- Born: c. 1973 (age 52–53) Shuswap Indian Reserve, British Columbia, Canada
- Occupations: Comedian, Actor, Screenwriter & Radio personality.
- Spouse: Katya Gardner

= Darrell Dennis =

Canadian actor

Darrell Dennis is an Indigenous Canadian comedian, actor, screenwriter and radio personality from the Secwepemc Nation in the interior of British Columbia.

== Career ==
Dennis's acting career began at the age of 17 when he walked into his first professional audition and landed the lead role of Brian Potter on the hit CBC drama Northwood. Since then, he has been a series regular in various Canadian television series including The Rez, Open Heart, and as the host of Bingo and a Movie. He has guest starred in numerous film and television roles including Leaving Normal, the hit series Degrassi, and as Shania Twain's lover in Shania: A Life in Eight Albums.

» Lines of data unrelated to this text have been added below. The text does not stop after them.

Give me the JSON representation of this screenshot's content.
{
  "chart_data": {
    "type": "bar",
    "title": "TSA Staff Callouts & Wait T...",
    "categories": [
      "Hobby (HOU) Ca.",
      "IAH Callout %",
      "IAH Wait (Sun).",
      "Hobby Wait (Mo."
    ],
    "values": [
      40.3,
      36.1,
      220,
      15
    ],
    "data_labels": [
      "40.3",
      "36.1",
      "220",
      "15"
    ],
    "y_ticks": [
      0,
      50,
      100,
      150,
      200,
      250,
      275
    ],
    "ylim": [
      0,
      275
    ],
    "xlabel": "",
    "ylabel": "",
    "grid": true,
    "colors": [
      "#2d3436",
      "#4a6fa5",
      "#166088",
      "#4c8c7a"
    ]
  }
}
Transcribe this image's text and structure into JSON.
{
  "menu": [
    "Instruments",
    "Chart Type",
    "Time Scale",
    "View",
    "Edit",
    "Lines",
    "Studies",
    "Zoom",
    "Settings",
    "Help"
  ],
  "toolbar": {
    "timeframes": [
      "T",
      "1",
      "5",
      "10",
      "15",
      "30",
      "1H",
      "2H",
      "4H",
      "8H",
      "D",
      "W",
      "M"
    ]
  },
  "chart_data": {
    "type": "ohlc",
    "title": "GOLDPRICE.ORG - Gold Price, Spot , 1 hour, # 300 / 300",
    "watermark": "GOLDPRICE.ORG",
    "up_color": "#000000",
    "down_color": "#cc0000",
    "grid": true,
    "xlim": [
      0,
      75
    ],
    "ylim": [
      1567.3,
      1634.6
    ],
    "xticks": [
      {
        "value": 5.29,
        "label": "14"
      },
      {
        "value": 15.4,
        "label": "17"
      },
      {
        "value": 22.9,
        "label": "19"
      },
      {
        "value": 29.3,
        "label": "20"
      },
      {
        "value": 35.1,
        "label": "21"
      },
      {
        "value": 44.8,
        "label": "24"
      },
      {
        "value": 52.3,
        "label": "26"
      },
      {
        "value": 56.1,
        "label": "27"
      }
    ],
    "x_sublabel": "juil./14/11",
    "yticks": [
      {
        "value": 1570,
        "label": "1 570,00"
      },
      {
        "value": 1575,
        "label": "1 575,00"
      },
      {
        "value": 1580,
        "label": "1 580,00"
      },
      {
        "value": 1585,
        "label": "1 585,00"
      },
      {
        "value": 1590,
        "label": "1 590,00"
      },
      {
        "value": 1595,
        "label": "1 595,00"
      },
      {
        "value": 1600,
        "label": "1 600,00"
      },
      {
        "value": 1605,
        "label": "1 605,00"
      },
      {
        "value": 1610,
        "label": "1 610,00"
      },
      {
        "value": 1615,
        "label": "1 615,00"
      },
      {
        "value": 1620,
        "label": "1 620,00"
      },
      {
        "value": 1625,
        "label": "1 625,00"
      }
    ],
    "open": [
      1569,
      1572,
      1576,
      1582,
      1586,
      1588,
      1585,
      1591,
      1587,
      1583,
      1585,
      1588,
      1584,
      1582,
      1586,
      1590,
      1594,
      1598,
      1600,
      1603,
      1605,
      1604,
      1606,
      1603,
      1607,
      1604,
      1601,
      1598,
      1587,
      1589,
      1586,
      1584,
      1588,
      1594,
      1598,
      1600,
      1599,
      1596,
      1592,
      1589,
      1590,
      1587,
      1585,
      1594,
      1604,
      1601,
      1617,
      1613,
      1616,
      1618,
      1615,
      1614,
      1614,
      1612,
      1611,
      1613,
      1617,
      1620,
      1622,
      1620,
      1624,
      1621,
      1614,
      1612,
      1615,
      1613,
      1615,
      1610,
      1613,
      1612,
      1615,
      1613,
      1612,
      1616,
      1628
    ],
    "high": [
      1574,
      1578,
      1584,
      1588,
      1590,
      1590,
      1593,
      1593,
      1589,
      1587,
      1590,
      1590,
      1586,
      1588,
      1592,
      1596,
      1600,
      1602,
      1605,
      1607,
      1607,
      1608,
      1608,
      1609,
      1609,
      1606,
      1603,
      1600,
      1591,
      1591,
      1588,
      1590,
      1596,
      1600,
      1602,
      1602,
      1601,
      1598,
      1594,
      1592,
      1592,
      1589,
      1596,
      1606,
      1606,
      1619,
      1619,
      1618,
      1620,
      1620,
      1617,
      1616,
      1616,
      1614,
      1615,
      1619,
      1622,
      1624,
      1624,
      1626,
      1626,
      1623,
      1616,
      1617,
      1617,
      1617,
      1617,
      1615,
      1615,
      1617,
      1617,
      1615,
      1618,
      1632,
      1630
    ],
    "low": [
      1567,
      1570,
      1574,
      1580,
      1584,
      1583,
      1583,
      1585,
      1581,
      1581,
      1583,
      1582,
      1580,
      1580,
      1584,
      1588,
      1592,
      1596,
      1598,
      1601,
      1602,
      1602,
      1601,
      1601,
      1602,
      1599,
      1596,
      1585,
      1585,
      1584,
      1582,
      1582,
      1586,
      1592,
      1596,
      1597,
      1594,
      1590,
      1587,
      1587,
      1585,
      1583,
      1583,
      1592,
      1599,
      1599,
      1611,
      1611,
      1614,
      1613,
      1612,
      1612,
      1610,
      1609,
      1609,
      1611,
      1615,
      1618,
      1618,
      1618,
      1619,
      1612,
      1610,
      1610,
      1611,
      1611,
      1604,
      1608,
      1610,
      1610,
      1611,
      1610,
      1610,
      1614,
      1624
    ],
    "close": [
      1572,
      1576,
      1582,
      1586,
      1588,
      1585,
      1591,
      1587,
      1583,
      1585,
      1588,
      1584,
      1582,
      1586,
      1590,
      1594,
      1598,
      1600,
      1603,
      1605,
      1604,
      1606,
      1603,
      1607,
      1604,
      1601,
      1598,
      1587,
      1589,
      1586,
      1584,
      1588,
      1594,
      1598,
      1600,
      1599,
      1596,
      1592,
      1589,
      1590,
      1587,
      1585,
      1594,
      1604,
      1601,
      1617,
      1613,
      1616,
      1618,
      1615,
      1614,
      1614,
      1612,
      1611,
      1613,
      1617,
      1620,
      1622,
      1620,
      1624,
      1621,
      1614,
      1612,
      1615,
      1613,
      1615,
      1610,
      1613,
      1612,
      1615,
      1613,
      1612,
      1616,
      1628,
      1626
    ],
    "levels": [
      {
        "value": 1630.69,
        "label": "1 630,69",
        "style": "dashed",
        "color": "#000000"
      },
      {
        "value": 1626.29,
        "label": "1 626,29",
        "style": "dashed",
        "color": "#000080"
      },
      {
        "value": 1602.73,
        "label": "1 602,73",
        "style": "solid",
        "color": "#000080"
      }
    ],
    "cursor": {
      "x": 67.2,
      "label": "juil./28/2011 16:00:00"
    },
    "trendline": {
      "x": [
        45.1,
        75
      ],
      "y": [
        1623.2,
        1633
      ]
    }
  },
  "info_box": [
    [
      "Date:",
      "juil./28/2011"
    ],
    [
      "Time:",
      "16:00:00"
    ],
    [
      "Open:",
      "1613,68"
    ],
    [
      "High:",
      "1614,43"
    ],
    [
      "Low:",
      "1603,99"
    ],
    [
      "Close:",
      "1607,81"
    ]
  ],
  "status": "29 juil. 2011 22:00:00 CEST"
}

He has been a prolific actor in the Native American theater scene but has also enjoyed mainstream success in classic theater roles such as Shaw's Arms and the Man, Strindberg's Miss Julie, Pinter's Betrayal and Lewis Carroll's Alice Through the Looking-Glass at the National Arts Centre.

In 1998, his comedy career began when he received a scholarship to train at the world-famous Second City. Two years later he joined the Second City National Touring Company and was the first ever Indigenous cast member to be hired by any of the Second City companies. He then co- founded the all- First Nations comedy troupe "Tonto's Nephews" which toured North America. In 2014, he co-founded the Los Angeles-based all Native American comedy troupe The Mayflower Welcoming Committee.

Dennis has performed stand-up comedy at televised gala performances for the Winnipeg Comedy Festival and the Just For Laughs Festival as well as numerous appearances on CBC radio and CBC Television. He was the comedic Native voice on the CBC Radio election series "Spin Off" and the T.V. special "The American Empire".

In addition to acting and comedy, he is a writer whose works have been published by Playwrights Canada Press and Douglas & McIntyre Publishing. His short stories have been published in periodicals across Canada and the U.S. His first play, "Trickster of Third Avenue East," was produced by Native Earth Performing Arts, which twice named him their "Writer-in- Residence".

On APTN, he was the head comedy writer on the talk/variety show, "Buffalo Tracks" and went on to host the APTN hit "Bingo and a Movie." In 2003, his script Moccasin Flats was an official selection at the Sundance Film Festival. The short film was later transformed into a television series that aired on the Showcase Network and APTN, and which he also wrote for.

His semi-autobiographical one-man play, "Tales of an Urban Indian", in which he explored themes of growing up as an Indigenous First Nations Native American, was nominated for two Dora Awards (Best Original Play and Best Performance by an actor) and has been produced for multiple tours across Canada and the United States, including a French translation that was performed in Montreal. He also gave a special performance of "Tales" at The Autry Theater in Los Angeles and the legendary Public Theater in New York in March 2009.

In 2009, Tales of an Urban Indian was performed by him on a city bus driving on the streets of Barrie, Ontario. A second run of performances in Barrie took place in early 2011 in preparation for taking the show on the road to other cities.

His feature film adaptation of "Tales of an Urban Indian" was accepted as one of 13 international screenplays to be accepted to the prestigious Sundance Screenwriters Lab. A television pilot based on his one-man show "Tales of an Urban Indian" was also produced by APTN and aired in 2009.

In the summers of 2008, 2009, 2010, and 2011 he produced and hosted the CBC Radio One radio documentary series, ReVision Quest, which explored and challenged the various stereotypes about North American Indigenous peoples. The show ran for four seasons and won the prestigious New York Festival Award.

In 2014, he became a series regular on the Teen Nick series Open Heart playing Detective Goodis. Also in 2014, he released his book Peace Pipe Dreams: The Truth About Lies About Indians published by Douglas and Macintyre Publishing.

In 2020, Dennis collaborated with Daniel Arnold and Medina Hahn on Inheritance: a pick-the-path experience, a stage play about indigenous land claims which featured points at which the audience could vote on the direction the story would take, requiring the actors to be prepared for at least 50 different possible permutations of the performance. The play was shortlisted for the Governor General's Award for English-language drama at the 2022 Governor General's Awards.

In 2024, he made his debut as a filmmaker with the comedy film The Great Salish Heist, and followed up in 2025 with Sweet Summer Pow Wow.

==Personal life==

Dennis is a member of the Shuswap Nation in British Columbia. He is married to actress Katya Gardner.